Sun Pharma undecided on attending the meeting.
In a new twist to the takeover battle between Sun Pharmaceutical Industries and Israel-based Taro Pharmaceutical, the latter has convened two extraordinary general meetings next month to discuss the issues related to its pending accounts and to elect two new independent directors.
Taro Pharmaceuticals today said it had scheduled a meeting of the shareholders on September 14 at the offices of the company in Haifa, Israel, to update shareholders on the status of its financial statements for 2006-08.
Taro has not published its audited financial statements since 2006. This meeting is being held after a request by one of the minority shareholders, Franklin Templeton Investments, said Taro.
Sun Pharma, the majority shareholder in Taro with 36 per cent stake, had approached the Tel Aviv District Court on May 14, requesting that Taro and its directors be ordered to publish the audited financial statements. The court is yet to decide.
A Sun Pharma spokesperson said it was difficult to comment whether the meeting would impact the ongoing litigation in the US and Israel on the aborted merger deal with Taro and Sun’s open offer to acquire Taro. He said the company had not decided whether to attend the meeting.
In May 2007, Sun Pharma had agreed to buy Taro for $454 million, but Taro unilaterally terminated the agreement after a year, as Taro’s fortunes turned around to post profits. Following this, Sun had sued Taro in Israel and the US for not honouring the deal and launched a hostile open offer to acquire the remaining shares, invoking provisions of the merger agreement. The tender offer, which commenced in June 2008, is still pending, based on an injunction issued by the Israeli Supreme Court preventing its closure till the court takes a decision.
Taro also said it would convene another shareholder meeting on September 13 to elect two independent external directors to represent the public, as well as to ratify and approve indemnification for non-executive directors.
It is mandatory to have two independent directors as per the Israeli Companies Law and two directors of Taro retired recently, said sources.

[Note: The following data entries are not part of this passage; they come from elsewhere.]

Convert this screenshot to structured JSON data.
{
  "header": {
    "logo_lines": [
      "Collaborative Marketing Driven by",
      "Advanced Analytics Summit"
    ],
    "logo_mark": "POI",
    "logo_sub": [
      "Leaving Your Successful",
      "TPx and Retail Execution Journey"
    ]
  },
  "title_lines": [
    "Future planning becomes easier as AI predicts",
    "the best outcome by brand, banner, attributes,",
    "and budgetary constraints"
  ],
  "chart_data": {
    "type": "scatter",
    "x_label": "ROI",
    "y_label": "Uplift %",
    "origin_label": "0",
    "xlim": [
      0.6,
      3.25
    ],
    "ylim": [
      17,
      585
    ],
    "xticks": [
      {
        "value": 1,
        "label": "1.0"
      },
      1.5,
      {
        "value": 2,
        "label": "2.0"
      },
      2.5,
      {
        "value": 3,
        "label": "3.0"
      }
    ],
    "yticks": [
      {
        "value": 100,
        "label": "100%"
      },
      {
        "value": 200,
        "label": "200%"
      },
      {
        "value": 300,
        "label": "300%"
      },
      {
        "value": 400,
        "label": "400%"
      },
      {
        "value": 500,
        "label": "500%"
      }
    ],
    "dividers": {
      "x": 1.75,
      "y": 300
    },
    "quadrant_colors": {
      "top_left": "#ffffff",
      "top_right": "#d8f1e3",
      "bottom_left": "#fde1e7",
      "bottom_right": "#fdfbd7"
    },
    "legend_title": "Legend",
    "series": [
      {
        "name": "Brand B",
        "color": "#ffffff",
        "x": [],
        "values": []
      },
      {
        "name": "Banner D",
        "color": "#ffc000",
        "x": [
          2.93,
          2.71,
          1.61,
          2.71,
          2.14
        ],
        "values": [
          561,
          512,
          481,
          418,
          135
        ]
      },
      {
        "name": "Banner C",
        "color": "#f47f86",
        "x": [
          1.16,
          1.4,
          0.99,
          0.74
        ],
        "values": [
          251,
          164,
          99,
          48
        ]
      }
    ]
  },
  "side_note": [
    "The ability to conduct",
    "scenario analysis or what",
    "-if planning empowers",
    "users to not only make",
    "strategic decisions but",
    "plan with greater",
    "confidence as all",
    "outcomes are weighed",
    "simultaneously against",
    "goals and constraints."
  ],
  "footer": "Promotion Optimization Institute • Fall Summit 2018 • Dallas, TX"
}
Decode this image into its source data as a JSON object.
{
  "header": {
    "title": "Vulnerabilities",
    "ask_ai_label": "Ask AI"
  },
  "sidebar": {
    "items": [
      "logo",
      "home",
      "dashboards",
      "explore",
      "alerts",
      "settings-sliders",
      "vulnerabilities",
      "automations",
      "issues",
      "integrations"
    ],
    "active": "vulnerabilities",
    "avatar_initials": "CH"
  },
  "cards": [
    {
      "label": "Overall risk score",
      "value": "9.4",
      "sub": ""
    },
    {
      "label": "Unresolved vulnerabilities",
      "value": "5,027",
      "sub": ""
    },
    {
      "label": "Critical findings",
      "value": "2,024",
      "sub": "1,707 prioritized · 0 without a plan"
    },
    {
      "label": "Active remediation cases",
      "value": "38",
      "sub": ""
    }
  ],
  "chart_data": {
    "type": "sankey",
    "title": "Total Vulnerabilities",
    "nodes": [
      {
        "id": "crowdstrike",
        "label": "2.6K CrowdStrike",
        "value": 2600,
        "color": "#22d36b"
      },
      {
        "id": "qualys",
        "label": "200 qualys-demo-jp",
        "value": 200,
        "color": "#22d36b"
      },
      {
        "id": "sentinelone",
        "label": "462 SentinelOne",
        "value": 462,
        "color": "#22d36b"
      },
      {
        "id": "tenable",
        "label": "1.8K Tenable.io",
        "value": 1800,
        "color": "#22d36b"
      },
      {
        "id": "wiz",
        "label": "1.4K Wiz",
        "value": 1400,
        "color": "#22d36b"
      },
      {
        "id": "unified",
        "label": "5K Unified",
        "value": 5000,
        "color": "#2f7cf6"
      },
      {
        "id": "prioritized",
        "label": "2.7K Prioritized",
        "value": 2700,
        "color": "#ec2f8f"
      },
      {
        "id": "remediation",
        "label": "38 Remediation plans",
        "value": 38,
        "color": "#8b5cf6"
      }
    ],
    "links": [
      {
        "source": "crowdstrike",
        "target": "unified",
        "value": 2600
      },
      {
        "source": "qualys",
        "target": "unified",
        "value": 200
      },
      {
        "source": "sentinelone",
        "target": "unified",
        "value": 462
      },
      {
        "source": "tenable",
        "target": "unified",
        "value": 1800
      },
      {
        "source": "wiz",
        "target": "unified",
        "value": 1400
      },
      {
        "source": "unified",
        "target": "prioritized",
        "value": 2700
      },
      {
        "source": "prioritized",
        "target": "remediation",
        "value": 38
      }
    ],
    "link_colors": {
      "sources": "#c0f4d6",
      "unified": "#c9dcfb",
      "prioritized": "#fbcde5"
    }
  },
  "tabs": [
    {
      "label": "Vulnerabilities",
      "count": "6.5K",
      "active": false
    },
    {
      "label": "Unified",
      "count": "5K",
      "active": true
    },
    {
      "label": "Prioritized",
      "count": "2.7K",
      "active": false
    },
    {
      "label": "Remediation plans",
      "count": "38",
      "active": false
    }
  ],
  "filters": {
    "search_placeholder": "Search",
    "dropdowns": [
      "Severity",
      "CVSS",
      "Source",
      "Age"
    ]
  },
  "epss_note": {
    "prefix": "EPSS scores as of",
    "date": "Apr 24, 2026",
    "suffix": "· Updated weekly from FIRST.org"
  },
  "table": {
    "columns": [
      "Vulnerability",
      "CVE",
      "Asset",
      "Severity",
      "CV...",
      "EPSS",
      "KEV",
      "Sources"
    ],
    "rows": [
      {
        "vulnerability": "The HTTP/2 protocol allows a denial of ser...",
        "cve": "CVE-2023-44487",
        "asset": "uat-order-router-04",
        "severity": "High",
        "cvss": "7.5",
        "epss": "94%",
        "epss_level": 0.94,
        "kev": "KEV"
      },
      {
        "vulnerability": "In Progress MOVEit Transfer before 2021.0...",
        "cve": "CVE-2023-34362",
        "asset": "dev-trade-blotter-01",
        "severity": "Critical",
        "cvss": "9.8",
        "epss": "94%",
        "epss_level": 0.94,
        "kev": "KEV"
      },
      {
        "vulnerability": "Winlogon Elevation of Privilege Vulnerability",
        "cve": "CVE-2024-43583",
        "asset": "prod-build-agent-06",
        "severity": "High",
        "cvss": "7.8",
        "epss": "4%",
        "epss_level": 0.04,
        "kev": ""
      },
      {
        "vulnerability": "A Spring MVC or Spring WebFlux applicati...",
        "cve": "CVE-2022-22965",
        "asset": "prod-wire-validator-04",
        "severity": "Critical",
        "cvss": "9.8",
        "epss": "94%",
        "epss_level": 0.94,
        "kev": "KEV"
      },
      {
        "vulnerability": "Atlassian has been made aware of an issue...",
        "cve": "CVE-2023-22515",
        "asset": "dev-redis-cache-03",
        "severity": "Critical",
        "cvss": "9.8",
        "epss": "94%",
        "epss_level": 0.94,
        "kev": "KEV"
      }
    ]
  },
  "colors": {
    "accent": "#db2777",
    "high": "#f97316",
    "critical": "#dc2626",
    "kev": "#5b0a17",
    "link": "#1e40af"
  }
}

Taro, which announced its unaudited results today, said the company estimated net sales of $181.7 million compared with $166.2 million in the same period of the previous year, a 9 per cent increase for the six months ended June 30. Operating income for the half year was $34.7 million, compared to $29.2 million for the same period in 2008, an increase of 19 per cent.
Taro said its first-half earnings for 2009 were impacted by $4.2 million of expenses related to operating its Irish facility. Earlier, Sun Pharma had objected to a move by Taro to sell this facility. “As per Taro, their 2006, 2007, 2008 and first half 2009 financials are unreviewed and unaudited,” reacted the Sun Pharma spokesperson, on Taro’s claim that its Irish operations caused losses.
Taro also said its first-half 2009 expenses included approximately $13 million in professional, consulting and other fees related to its continuing efforts to complete the 2004-2006 audits and litigation related to its former merger partner, Sun Pharmaceutical Industries.